= Coramae Richey Mann =

Coramae Richey Mann (1931-2004) was a professor emeritus of criminal justice at the University of Illinois at Chicago. She argued vehemently that the United States criminal justice system was racist.

Mann criticized the arguments of William Wilbanks (in his book The Myth of a Racist Criminal Justice System (1987)), countering in her 1989 book Unequal Justice that Wilbanks' reliance on quantitative and statistical data hides the reality of racism.

==Early life==
Coramae Richey-Mann was born in Chicago, Illinois on January 25, 1931. She gained undergraduate (1956) and graduate (1961) degrees in Clinical Psychology from Roosevelt University.
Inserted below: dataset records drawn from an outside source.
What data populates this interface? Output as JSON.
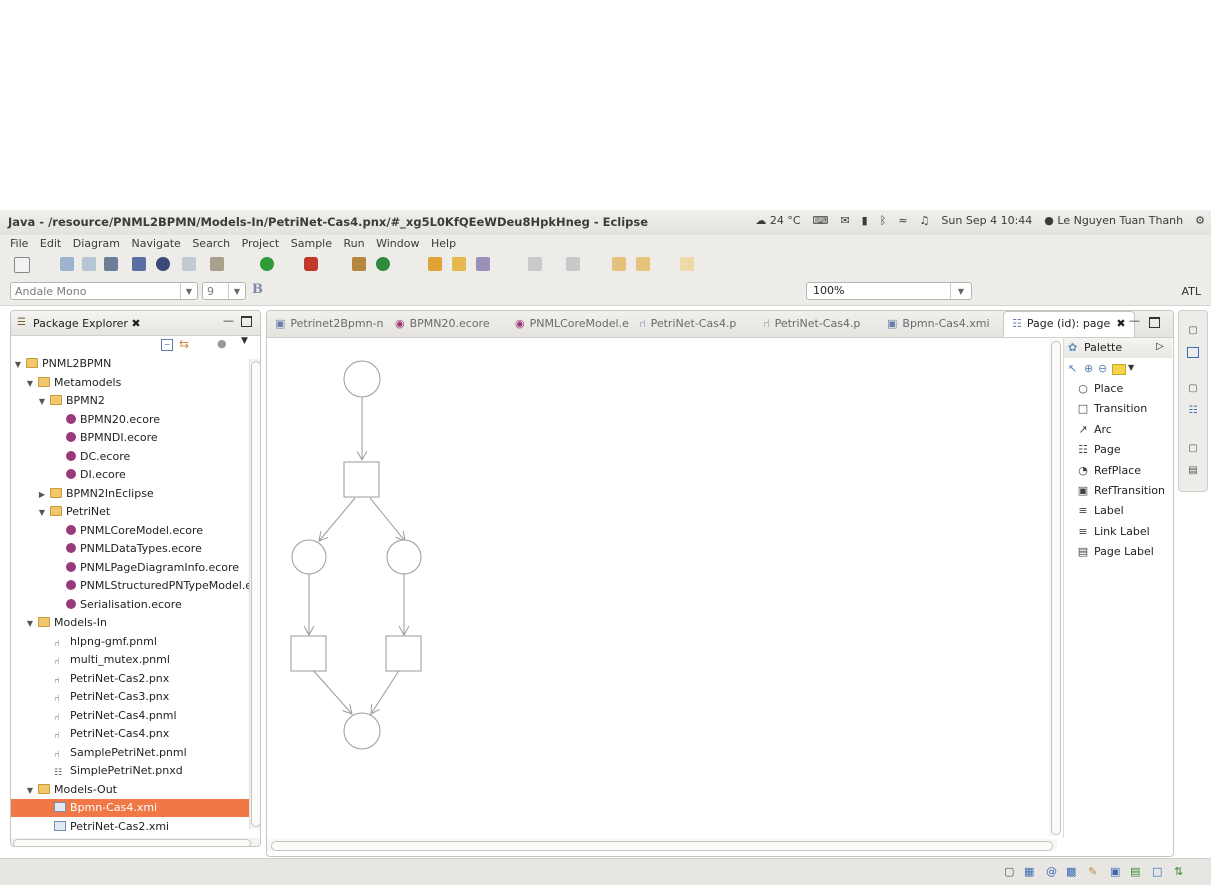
{
  "window": {
    "title": "Java - /resource/PNML2BPMN/Models-In/PetriNet-Cas4.pnx/#_xg5L0KfQEeWDeu8HpkHneg - Eclipse"
  },
  "tray": {
    "weather": "24 °C",
    "datetime": "Sun Sep  4 10:44",
    "user": "Le Nguyen Tuan Thanh"
  },
  "menu": [
    "File",
    "Edit",
    "Diagram",
    "Navigate",
    "Search",
    "Project",
    "Sample",
    "Run",
    "Window",
    "Help"
  ],
  "format_toolbar": {
    "font_name": "Andale Mono",
    "font_size": "9",
    "bold_label": "B",
    "zoom": "100%",
    "perspective": "ATL"
  },
  "explorer": {
    "title": "Package Explorer",
    "tree": [
      {
        "label": "PNML2BPMN",
        "type": "project",
        "depth": 0,
        "twisty": "open"
      },
      {
        "label": "Metamodels",
        "type": "folder",
        "depth": 1,
        "twisty": "open"
      },
      {
        "label": "BPMN2",
        "type": "folder",
        "depth": 2,
        "twisty": "open"
      },
      {
        "label": "BPMN20.ecore",
        "type": "ecore",
        "depth": 3
      },
      {
        "label": "BPMNDI.ecore",
        "type": "ecore",
        "depth": 3
      },
      {
        "label": "DC.ecore",
        "type": "ecore",
        "depth": 3
      },
      {
        "label": "DI.ecore",
        "type": "ecore",
        "depth": 3
      },
      {
        "label": "BPMN2InEclipse",
        "type": "folder",
        "depth": 2,
        "twisty": "closed"
      },
      {
        "label": "PetriNet",
        "type": "folder",
        "depth": 2,
        "twisty": "open"
      },
      {
        "label": "PNMLCoreModel.ecore",
        "type": "ecore",
        "depth": 3
      },
      {
        "label": "PNMLDataTypes.ecore",
        "type": "ecore",
        "depth": 3
      },
      {
        "label": "PNMLPageDiagramInfo.ecore",
        "type": "ecore",
        "depth": 3
      },
      {
        "label": "PNMLStructuredPNTypeModel.ecore",
        "type": "ecore",
        "depth": 3
      },
      {
        "label": "Serialisation.ecore",
        "type": "ecore",
        "depth": 3
      },
      {
        "label": "Models-In",
        "type": "folder",
        "depth": 1,
        "twisty": "open"
      },
      {
        "label": "hlpng-gmf.pnml",
        "type": "pn",
        "depth": 2
      },
      {
        "label": "multi_mutex.pnml",
        "type": "pn",
        "depth": 2
      },
      {
        "label": "PetriNet-Cas2.pnx",
        "type": "pn",
        "depth": 2
      },
      {
        "label": "PetriNet-Cas3.pnx",
        "type": "pn",
        "depth": 2
      },
      {
        "label": "PetriNet-Cas4.pnml",
        "type": "pn",
        "depth": 2
      },
      {
        "label": "PetriNet-Cas4.pnx",
        "type": "pn",
        "depth": 2
      },
      {
        "label": "SamplePetriNet.pnml",
        "type": "pn",
        "depth": 2
      },
      {
        "label": "SimplePetriNet.pnxd",
        "type": "pnxd",
        "depth": 2
      },
      {
        "label": "Models-Out",
        "type": "folder",
        "depth": 1,
        "twisty": "open"
      },
      {
        "label": "Bpmn-Cas4.xmi",
        "type": "xmi",
        "depth": 2,
        "selected": true
      },
      {
        "label": "PetriNet-Cas2.xmi",
        "type": "file",
        "depth": 2
      }
    ]
  },
  "editor": {
    "tabs": [
      {
        "label": "Petrinet2Bpmn-n",
        "icon": "atl-icon"
      },
      {
        "label": "BPMN20.ecore",
        "icon": "ecore-icon"
      },
      {
        "label": "PNMLCoreModel.e",
        "icon": "ecore-icon"
      },
      {
        "label": "PetriNet-Cas4.p",
        "icon": "petrinet-icon"
      },
      {
        "label": "PetriNet-Cas4.p",
        "icon": "petrinet-icon"
      },
      {
        "label": "Bpmn-Cas4.xmi",
        "icon": "xmi-icon"
      },
      {
        "label": "Page (id): page",
        "icon": "page-icon",
        "active": true
      }
    ]
  },
  "palette": {
    "title": "Palette",
    "items": [
      {
        "label": "Place",
        "icon": "circle-icon"
      },
      {
        "label": "Transition",
        "icon": "square-icon"
      },
      {
        "label": "Arc",
        "icon": "arrow-icon"
      },
      {
        "label": "Page",
        "icon": "page-icon"
      },
      {
        "label": "RefPlace",
        "icon": "refplace-icon"
      },
      {
        "label": "RefTransition",
        "icon": "reftransition-icon"
      },
      {
        "label": "Label",
        "icon": "label-icon"
      },
      {
        "label": "Link Label",
        "icon": "link-label-icon"
      },
      {
        "label": "Page Label",
        "icon": "page-label-icon"
      }
    ]
  },
  "colors": {
    "selection": "#f07746",
    "diagram_stroke": "#9a9a9a"
  }
}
Her doctorate in sociology (with an emphasis in Criminology) was awarded by the University of Illinois at Chicago in 1976.

==Bibliography==
- Mann, Coramae Richey. Female Crime and Delinquency (Tuscaloosa: University of Alabama, 1984) ISBN 0-8173-0144-5
- Mann, Coramae Richey. Unequal Justice: A Question of Color (Bloomington: Indiana University, 1988) ISBN 0-253-33676-7
- Mann, Coramae Richey. When Women Kill (Albany: State University of New York, 1996) ISBN 0-7914-2812-5
- Mann, Coramae Richey; Zatz, Marjorie S. Images of Color, Images of Crime: Readings (Los Angeles: Roxbury, 1998) ISBN 1-891487-58-2

==Recognition==
The Division on People of Color and Crime of the American Society of Criminology presents the annual Coramae Richey Mann Award recognizing professional members of the Division who have made outstanding contributions of scholarship on race/ethnicity, crime, and justice.